People decipher over 60 million CAPTCHA images per day, spending over 150,000 hours in an attempt to stem the tide of spam and keep automated bots from wasting the resources of web sites. That’s time the team at Carnegie Mellon thinks can be put to a good use. They’ve figured out a way to use CAPTCHAs to help digitize old books using a program they call reCAPTCHA.
There are many projects underway to scan old books and other texts into digital format, but Optical Character Recognition software often falls short, especially with oddly stylized text or old, faded works. When the computer can’t figure out a word, a human has to step in and enter it manually. This means reading thousands of digital images of words and deciphering them — or essentially what you do when you solve a CAPTCHA image.
The Internet Archive project scans 12,000 books per month and sends the team at Carnegie Mellon hudreds of thousands of images of words the computer can’t figure out, according to the Washington Post. These images are turned into CAPTCHAs for the reCAPTCHA program.
But if the computer doesn’t know the word, how will it know if the human entered it properly?

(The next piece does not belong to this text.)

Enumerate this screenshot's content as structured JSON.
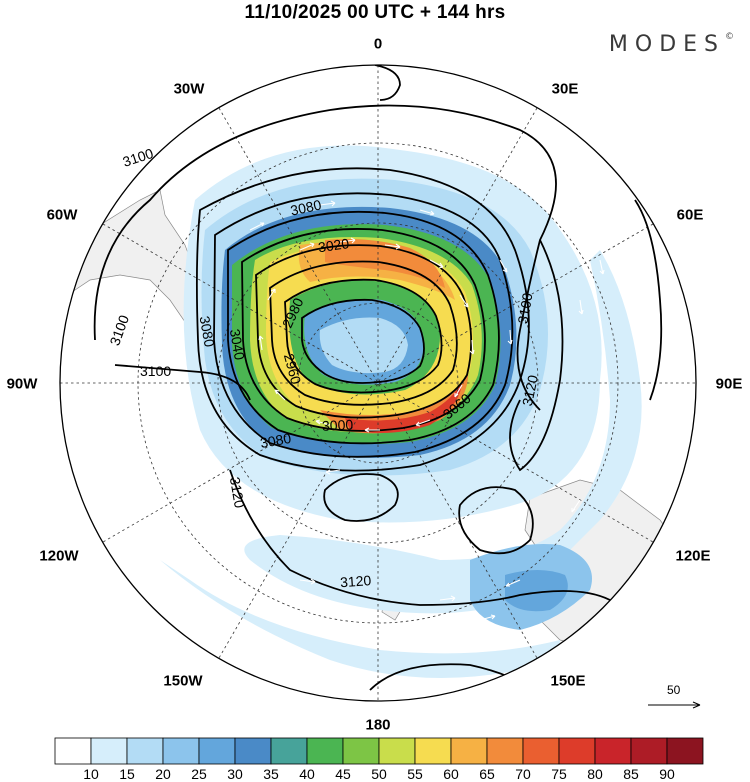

The reCAPTCHA program gives users two words to decipher: one which it already knows, and one which is a mystery. Employing a certain level of trust, the computer assumes that if the user correctly identifies the word it knows, then he probably figured out the one it doesn’t correctly as well.
The reCAPTCHA tools are available to any website owner who wants to employ them. The program is written in Python, but libraries are available for developers in PHP, Perl, and Ruby as well, and there are premade plugins for WordPress, Movable Type, MediaWiki, phpBB, and Typo3. There is also a way to protect your email address with reCAPTCHA using Mailhide.
Conclusion
Though I am sure that some mistakes probably still slip through, this is a brilliant use of otherwise wasted time, similar to the SETI@Home or Folding@Home projects, which both employ down time for a useful pursuit (though there are some who would argue searching for E.T. isn’t useful at all, but I digress).
Back in college I took part in a project to digitize old maritime journals. Even using a very expensive high resolution scanner and top-of-the-line OCR software, half of our time was spent correcting mistakes the computer made. After a couple of hours staring at computer screens filled with garbled text and comparing it to musty old books, you started to get jaded and make mistakes.
If every website that uses a CAPTCHA image switched to the reCAPTCHA system, it could theoretically solve 60 million words per day. Even if you employed double or triple checking of new words (i.e., ran them through the system multiple times to make sure you got the same results back), that would go a long way toward the goal of digitizing all of the world’s information. I would suspect that Google might be very interested in the reCAPTCHA program (so far Intel, Novell, and the MacArthur Foundation have given their support).